Time dependence of the ¹H and ¹³C resonance frequencies in [1–¹³C]-fumarate after magnetization following a 0 to 2 $\mathrm{\mu }$T field inversion. Left: The pulse sequence employs short periods of magnetization toggling followed by a small-tip-angle pulse ($\theta \sim$10 ^°) to excite free-precession NMR signals. Right: Fourier transforms of the individual signal transients for ¹³C-enriched and natural-abundance [1–¹³C]-fumarate, showing the ¹³C and ¹H signal regions separately at 13 to 29 Hz and 78 to 93 Hz. For natural-abundance [1–¹³C]-fumarate, the signals are fixed over time at the predicted resonance frequencies, but for the ¹³C-enriched sample, the signals exhibit an exponentially decaying drift over time, arising from the sample’s internal field. Colored signals are vertically scaled by a factor 0.01 relative to the gray signals.

Fig. 6.

Magnetometry during SABRE-SHEATH polarization. (A) An experiment to probe ¹³C magnetization accumulation in 1 mL, 60 mM [1-¹³C]-pyruvate at 350 nT by employing brief intervals of ¹³C toggling at 4 $\mathrm{\mu }$T. Parahydrogen bubbling was switched on and off to alternate between periods of polarization buildup and decay.
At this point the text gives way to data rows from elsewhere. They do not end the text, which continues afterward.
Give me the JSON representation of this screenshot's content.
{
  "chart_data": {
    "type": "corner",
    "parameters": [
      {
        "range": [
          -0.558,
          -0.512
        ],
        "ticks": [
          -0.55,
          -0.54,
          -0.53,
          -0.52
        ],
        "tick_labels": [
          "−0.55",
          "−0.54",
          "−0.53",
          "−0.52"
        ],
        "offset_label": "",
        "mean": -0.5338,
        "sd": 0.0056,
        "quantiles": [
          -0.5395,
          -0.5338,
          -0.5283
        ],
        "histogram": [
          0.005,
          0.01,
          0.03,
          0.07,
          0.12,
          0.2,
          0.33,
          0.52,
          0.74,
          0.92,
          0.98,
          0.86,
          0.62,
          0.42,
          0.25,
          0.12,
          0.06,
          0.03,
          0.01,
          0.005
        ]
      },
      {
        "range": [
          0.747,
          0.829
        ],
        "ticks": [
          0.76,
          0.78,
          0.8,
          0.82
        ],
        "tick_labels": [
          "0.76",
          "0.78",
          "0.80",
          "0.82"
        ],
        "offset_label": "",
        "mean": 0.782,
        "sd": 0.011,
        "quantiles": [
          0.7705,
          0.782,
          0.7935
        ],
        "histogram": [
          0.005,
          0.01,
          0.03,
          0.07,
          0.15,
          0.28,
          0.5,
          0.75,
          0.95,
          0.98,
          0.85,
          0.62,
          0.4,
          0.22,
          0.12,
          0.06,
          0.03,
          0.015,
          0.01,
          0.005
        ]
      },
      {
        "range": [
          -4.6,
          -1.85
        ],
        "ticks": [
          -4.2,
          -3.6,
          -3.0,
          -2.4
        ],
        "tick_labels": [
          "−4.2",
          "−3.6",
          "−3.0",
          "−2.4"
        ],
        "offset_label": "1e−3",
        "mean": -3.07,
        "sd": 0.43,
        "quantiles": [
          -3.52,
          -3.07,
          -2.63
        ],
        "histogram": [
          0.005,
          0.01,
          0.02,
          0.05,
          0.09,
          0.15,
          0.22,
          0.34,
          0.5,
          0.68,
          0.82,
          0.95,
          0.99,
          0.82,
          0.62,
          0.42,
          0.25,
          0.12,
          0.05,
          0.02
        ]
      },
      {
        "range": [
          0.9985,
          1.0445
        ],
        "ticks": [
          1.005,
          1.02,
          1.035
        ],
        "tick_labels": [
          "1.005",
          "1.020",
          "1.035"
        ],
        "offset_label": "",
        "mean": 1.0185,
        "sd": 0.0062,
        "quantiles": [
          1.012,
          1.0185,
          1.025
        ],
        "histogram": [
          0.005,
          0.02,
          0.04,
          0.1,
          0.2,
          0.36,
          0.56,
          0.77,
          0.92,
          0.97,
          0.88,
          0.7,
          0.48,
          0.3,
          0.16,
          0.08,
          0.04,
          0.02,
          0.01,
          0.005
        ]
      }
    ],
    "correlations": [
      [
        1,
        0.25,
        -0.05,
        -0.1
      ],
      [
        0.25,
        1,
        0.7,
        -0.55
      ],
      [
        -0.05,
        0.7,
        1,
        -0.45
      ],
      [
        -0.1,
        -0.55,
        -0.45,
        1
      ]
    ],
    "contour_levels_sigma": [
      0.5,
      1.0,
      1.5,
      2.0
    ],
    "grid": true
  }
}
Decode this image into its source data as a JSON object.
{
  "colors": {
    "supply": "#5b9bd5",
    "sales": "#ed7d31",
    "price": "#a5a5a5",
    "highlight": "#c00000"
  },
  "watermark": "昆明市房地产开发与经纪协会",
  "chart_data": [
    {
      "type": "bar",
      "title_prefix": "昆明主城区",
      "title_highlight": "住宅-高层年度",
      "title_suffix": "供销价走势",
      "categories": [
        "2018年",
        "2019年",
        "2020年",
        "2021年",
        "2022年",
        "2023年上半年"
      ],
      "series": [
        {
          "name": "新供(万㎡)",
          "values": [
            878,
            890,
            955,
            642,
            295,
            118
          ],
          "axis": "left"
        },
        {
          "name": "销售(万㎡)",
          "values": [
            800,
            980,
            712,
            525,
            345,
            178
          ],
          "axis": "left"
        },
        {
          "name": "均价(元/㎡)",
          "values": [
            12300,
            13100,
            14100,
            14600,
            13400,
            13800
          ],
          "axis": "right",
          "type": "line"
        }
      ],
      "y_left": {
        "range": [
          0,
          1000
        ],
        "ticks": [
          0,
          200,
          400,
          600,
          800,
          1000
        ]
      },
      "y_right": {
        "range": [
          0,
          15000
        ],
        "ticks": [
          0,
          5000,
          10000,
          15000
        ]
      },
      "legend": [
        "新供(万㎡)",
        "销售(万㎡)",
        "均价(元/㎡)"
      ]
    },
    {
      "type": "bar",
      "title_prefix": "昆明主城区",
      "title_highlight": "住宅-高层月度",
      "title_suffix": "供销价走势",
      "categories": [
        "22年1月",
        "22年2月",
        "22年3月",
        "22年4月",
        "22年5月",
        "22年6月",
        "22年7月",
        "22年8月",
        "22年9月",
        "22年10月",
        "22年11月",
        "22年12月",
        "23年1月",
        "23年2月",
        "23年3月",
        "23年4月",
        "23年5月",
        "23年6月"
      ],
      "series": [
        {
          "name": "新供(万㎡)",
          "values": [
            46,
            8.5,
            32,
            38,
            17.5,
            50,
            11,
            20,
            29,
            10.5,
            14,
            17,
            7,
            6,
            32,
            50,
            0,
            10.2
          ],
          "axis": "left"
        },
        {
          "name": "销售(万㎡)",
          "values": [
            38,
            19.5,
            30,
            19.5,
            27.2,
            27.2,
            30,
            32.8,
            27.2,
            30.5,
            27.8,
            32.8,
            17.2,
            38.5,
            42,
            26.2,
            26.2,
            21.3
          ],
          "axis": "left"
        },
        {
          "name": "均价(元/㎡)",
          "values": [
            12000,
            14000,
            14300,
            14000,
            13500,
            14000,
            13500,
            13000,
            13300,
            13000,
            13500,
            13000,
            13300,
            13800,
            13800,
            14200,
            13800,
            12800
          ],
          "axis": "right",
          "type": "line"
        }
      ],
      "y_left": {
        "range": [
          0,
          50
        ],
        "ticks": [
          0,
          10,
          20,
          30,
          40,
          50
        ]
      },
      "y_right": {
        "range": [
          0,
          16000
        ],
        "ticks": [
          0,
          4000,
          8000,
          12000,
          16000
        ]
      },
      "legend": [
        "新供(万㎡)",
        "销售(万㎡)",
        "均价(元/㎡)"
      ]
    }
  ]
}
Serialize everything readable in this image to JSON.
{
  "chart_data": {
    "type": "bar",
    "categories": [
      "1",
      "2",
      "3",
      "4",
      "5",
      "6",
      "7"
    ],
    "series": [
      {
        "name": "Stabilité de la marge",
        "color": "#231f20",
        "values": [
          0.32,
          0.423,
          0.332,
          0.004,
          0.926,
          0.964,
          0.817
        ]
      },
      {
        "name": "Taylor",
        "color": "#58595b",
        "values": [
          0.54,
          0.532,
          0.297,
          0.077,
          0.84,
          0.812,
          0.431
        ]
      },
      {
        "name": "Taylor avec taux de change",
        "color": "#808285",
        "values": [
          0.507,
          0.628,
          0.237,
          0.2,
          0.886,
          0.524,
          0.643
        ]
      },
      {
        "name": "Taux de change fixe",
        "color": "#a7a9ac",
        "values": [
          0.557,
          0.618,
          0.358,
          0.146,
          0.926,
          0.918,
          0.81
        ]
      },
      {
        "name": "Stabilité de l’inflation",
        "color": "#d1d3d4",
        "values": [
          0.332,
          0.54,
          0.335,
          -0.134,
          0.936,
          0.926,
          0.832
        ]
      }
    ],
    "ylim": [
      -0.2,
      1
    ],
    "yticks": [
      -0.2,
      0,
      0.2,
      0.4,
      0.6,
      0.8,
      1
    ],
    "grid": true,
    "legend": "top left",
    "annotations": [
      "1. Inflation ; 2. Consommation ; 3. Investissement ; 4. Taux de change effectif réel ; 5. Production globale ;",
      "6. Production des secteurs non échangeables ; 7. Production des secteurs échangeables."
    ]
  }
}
Plot markers represent the average measured magnetization during a toggling interval, and the raw magnetometer signal during the toggling interval is shown Above (in red) for selected data points (mean signal difference between spin-up and spin-down toggling regions). (B) Optimization of the SABRE-SHEATH field dependence for the polarization of both ¹H and ¹³C in [1-¹³C]-pyruvate. Parahydrogen was bubbled continuously, and the magnetic field was fixed for an 8 s polarization period at the field $B^{\prime }$ followed by NMR signal excitation and detection at 4 $\mathrm{\mu }$T. In the Upper plots representative ¹³C and ¹H spectra are shown. In the Lower plots, the integral of the absolute-mode NMR peaks in the specified frequency range is plotted against the polarizing field $B^{\prime }$. The Inset shows the pulse sequence used to collect the ¹H and ¹³C spectra, where $B^{\prime }$ was varied. The solid curves are the best-fit sums of two Lorentzian curves of equal amplitude but different sign, centered at $+1$ and $-1$ times the center field shown.